The Problem With Mental Health Bots
Teresa Berkowitz’s experiences with therapists had been hit or miss. ”Some good, some helpful, some just a waste of time and money,” she says. When some childhood trauma was reactivated six years ago, instead of connecting with a flesh-and-blood human, Berkowitz—who’s in her fifties and lives in the US state of Maine—downloaded Youper, a mental health app with a chatbot therapist function powered by artificial intelligence.
Once or twice a week Berkowitz does guided journaling using the Youper chatbot, during which the bot prompts her to spot and change negative thinking patterns as she writes down her thoughts. The app, she says, forces her to rethink what’s triggering her anxiety. “It’s available to you all the time,” she says. If she gets triggered, she doesn’t have to wait a week for a therapy appointment.
Unlike their living-and-breathing counterparts, AI therapists can lend a robotic ear any time, day or night. They’re cheap, if not free—a significant factor considering cost is often one of the biggest barriers to accessing help. Plus, some people feel more comfortable confessing their feelings to an insentient bot rather than a person, research has found.

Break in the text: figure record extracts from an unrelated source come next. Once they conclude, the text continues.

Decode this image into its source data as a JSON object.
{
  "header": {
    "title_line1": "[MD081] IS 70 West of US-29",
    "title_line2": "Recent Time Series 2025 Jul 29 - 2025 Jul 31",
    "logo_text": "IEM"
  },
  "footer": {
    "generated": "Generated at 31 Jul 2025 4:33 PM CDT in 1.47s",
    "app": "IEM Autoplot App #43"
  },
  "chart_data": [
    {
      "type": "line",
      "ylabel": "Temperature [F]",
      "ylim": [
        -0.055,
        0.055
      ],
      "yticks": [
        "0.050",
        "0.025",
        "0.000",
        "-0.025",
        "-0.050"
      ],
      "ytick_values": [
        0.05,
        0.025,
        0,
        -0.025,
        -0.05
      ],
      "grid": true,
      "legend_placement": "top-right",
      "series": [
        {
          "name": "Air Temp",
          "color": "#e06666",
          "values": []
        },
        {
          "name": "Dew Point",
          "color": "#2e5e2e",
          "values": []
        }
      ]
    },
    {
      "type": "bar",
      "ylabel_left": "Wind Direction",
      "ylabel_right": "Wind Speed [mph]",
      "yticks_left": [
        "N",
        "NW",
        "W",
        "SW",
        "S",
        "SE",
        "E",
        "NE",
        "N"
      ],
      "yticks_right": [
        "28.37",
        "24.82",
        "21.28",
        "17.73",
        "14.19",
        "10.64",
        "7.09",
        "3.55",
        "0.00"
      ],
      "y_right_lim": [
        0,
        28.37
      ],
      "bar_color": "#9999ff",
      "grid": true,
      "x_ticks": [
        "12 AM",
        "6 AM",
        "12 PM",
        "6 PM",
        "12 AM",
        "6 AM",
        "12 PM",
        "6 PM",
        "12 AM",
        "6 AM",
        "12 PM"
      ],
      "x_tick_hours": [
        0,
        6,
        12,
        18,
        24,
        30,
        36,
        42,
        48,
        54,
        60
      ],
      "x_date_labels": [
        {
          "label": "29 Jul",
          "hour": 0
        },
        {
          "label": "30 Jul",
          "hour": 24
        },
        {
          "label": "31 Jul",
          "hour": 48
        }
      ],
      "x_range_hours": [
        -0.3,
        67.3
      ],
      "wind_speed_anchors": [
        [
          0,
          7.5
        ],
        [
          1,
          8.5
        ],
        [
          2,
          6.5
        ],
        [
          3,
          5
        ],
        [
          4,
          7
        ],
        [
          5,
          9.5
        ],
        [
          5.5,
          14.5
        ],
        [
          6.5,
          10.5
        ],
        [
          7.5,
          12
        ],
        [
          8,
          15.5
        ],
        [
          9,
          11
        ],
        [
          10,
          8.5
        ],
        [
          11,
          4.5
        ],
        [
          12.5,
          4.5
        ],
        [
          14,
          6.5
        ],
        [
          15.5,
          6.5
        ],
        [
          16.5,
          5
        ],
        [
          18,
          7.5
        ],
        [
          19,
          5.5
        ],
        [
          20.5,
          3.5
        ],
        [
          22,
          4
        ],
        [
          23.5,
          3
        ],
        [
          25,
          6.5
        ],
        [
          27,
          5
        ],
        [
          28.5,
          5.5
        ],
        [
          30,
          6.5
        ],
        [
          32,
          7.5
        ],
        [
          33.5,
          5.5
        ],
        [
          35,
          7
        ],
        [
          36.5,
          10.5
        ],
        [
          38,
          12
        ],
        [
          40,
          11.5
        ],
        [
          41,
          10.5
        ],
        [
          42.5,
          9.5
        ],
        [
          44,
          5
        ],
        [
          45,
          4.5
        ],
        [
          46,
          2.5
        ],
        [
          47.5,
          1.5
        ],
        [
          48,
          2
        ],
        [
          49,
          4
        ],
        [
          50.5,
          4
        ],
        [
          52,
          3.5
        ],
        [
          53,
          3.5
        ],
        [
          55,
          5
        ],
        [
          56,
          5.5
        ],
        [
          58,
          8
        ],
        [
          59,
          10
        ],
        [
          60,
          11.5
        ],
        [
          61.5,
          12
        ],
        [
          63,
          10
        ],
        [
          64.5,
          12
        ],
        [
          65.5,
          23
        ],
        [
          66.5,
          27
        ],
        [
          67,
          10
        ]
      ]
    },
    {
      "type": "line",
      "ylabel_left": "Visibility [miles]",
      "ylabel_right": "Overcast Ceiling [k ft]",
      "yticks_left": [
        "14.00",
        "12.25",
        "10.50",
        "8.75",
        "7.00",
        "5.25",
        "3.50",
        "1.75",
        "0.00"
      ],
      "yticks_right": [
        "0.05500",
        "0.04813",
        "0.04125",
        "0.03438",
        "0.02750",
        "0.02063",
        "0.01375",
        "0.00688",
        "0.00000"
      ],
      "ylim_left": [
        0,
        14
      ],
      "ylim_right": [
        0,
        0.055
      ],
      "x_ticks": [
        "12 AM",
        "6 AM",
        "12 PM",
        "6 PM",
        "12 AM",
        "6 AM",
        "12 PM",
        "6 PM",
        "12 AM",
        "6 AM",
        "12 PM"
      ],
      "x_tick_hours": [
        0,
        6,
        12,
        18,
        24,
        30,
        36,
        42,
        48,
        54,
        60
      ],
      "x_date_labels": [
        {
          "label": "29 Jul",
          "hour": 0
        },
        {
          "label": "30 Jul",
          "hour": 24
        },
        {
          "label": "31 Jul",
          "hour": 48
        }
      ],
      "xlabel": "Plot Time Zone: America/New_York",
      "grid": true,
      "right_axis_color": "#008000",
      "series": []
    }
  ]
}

The most popular AI therapists have millions of users. Yet their explosion in popularity coincides with a stark lack of resources. According to figures from the World Health Organization, there is a global median of 13 mental health workers for every 100,000 people. In high-income countries, the number of mental health workers is more than 40 times higher than in low-income countries. And the mass anxiety and loss triggered by the pandemic has magnified the problem and widened this gap even more. A paper published in The Lancet in November 2021 estimated that the pandemic triggered an additional 53 million cases of depression and 76 million cases of anxiety disorders across the globe. In a world where mental health resources are scarce, therapy bots are increasingly filling the gap.
Take Wysa, for example. The “emotionally intelligent” AI chatbot launched in 2016 and now has 3 million users. It is being rolled out to teenagers in parts of London’s state school system, while the United Kingdom’s NHS is also running a randomized control trial to see whether the app can help the millions sitting on the (very long) waiting list for specialist help for mental health conditions. Singapore’s government licensed the app in 2020 to provide free support to its population during the pandemic. And in June 2022, Wysa received a breakthrough device designation from the US Food and Drug Administration (FDA) to treat depression, anxiety, and chronic musculoskeletal pain, the intention being to fast-track the testing and approval of the product.
In a world where there aren’t enough services to meet demand, they’re probably a “good-enough move,” says Ilina Singh, professor of neuroscience and society at the University of Oxford. These chatbots might just be a new, accessible way to present information on how to deal with mental health issues that is already freely available on the internet. “For some people, it’s going to be very helpful, and that’s terrific and we’re excited,” says John Torous, director of the digital psychiatry division at Beth Israel Deaconess Medical Center in Massachusetts. “And for some people, it won’t be.”